Treasury Proposal for Non-Custodial Wallets Is Finally Here
PowerKee’s “Bastion of Privacy” #5
A passage from the "Sovereign Individual", a prophetic book written in 1996 by James Dale Davidson and William Rees-Mogg, talks about the desire of wealthy governments to control their citizens and businesses. To achieve this, they turn to regulation, taxation, and as a consequence, infringement of our privacy.
The US Treasury's recent proposal to apply stringent know-your-customer (KYC) measures to transactions involving self-hosted wallets is an example of such infringement. In the latest “Bastion of Privacy”, we cover the proposed rules in some detail including the privacy implications. We also discuss Pornhub's adoption of cryptocurrencies, including privacy coins, to escape Visa and Mastercard pressure.
Before progressing with this week’s release, we wish to provide an update on the progress of PowerKee. PowerKee will have its first listing in early January. In the meantime, the code underpinning the network is currently being reviewed by an auditor. PowerKee is committed to ensuring that flawless technology underpins its network when it launches. The auditor will review the C++ code and generate reports based on the analysis. The test network for PowerKee is also being put through rigorous testing.
Long-Awaited Non-Custodial Wallet Regulations
Last week, the Treasury Department finally released their proposal targeting self-hosted wallets. According to the Treasury's Financial Crimes Enforcement Network, or FinCEN, registered exchanges will have to apply stringent know-your-customer (KYC) requirements for users who want to withdraw their funds from an exchange address to a self-hosted wallet. Let's dig into the proposed rule and what it means.
In traditional finance, banks have to file two types of reports to the FinCEN – SARs and CTRs. Suspicious activity reports (SARs), often include granular personal details and record anything that a bank may consider unusual. A currency transaction report (CTR) is created for any cash deposit of $10,000 or more. FinCEN has been receiving more and more data from the banks over the years and doesn't have a particularly good track record securing it. In fact, we have seen three high-profile leaks of SARs since 2017. With that in mind, it doesn't make too much sense giving FinCEN more sensitive information, potentially including blockchain addresses tied to real identities.
The proposed rule will require exchanges to record the name and physical address of the wallet owner, for all deposits and withdrawals of $3,000 or more from an exchange to a non-custodial wallet. Virtual asset service providers (VASPs), like exchanges and custodians, will also have to file a CTR to the FinCEN for any transaction above $10,000.
It is unclear what information will be included in a CTR. For example, including a blockchain address along with the legal name and physical address will allow an unprecedented level of surveillance.
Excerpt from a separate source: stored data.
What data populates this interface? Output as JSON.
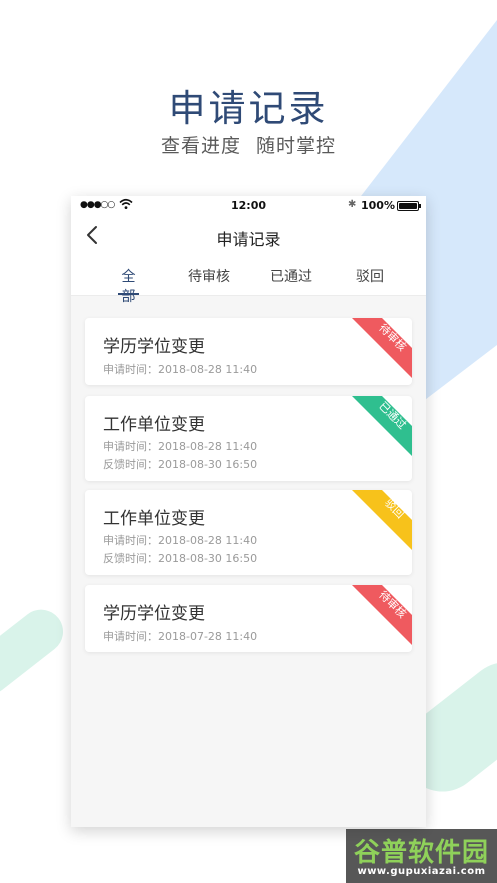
{
  "hero": {
    "title": "申请记录",
    "subtitle": "查看进度 随时掌控"
  },
  "status_bar": {
    "signal": "●●●○○",
    "time": "12:00",
    "battery": "100%",
    "battery_level": 100
  },
  "nav": {
    "back_icon": "chevron-left-icon",
    "title": "申请记录"
  },
  "tabs": [
    {
      "label": "全部",
      "active": true
    },
    {
      "label": "待审核",
      "active": false
    },
    {
      "label": "已通过",
      "active": false
    },
    {
      "label": "驳回",
      "active": false
    }
  ],
  "records": [
    {
      "title": "学历学位变更",
      "apply_time": "申请时间：2018-08-28 11:40",
      "status": "待审核"
    },
    {
      "title": "工作单位变更",
      "apply_time": "申请时间：2018-08-28 11:40",
      "feedback_time": "反馈时间：2018-08-30 16:50",
      "status": "已通过"
    },
    {
      "title": "工作单位变更",
      "apply_time": "申请时间：2018-08-28 11:40",
      "feedback_time": "反馈时间：2018-08-30 16:50",
      "status": "驳回"
    },
    {
      "title": "学历学位变更",
      "apply_time": "申请时间：2018-07-28 11:40",
      "status": "待审核"
    }
  ],
  "colors": {
    "accent": "#2f4a76",
    "pending": "#ef5a5f",
    "approved": "#2fbf8f",
    "rejected": "#f7c21b",
    "bg_blue": "#d6e8fb",
    "bg_green": "#d9f3ea"
  },
  "watermark": {
    "title": "谷普软件园",
    "url": "www.gupuxiazai.com"
  }
}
Due to the public nature of blockchain transactions, inclusion of the blockchain address in the CTR would give the government real-time access to fund flows from that address. This level of surveillance, without consent, doesn't exist in the current financial system. The proposal also doesn't address interactions between an exchange address and a smart contract address that has no owner.
The process for this rule is also out of the ordinary. Under the Administrative Procedures Act (APA), government agencies have to allow reasonable time for public comments, usually 60 days or longer. The FinCEN is only giving us 15 days, citing national security considerations. If this rule is forced through and made into law, we are likely to see legal challenges under the APA.
Pornhub adds Monero amid Visa and Mastercard ban
After Mastercard and Visa cut off payments to Pornhub, the company made crypto its default payment method for its premium service. It has been accepting Verge (XVG) since 2018 and allowing its entertainers to accept payments in Tether (USDT). In September, Pornhub began supporting Bitcoin and Litecoin. More recently, it also added support for privacy-focused coins like Zcash, Monero and Dash.
While crypto-only payments are available in select geographies, users can utilise a VPN provider. SpiderDAO, for example, is a new crypto project that is looking to facilitate unprecedented online privacy through its decentralised VPN service. The team is currently working on establishing its hardware-based DAO model, with more to follow.
We have seen centralised payment processors pressuring businesses that operate in contentious niches. However, cryptocurrencies and, privacy coins specifically, offer these businesses a route to carry on their operations with minimal disruptions.
Keep Calm and Use Privacy Coins
FinCEN’s proposed rule is a significant step back for personal privacy in the digital age. Such a development underlines the importance of privacy coins in facilitating digital asset users to maintain their anonymity.
In what could be a contentious regulatory environment in 2021, we encourage all crypto users to take privacy seriously by learning more about safely holding private keys, running a node, or researching services that support financial privacy and self-custody. As per previous releases, we also anticipate that privacy coins will take on a new echelon of importance in what will likely be a more stringent regulatory environment in 2021.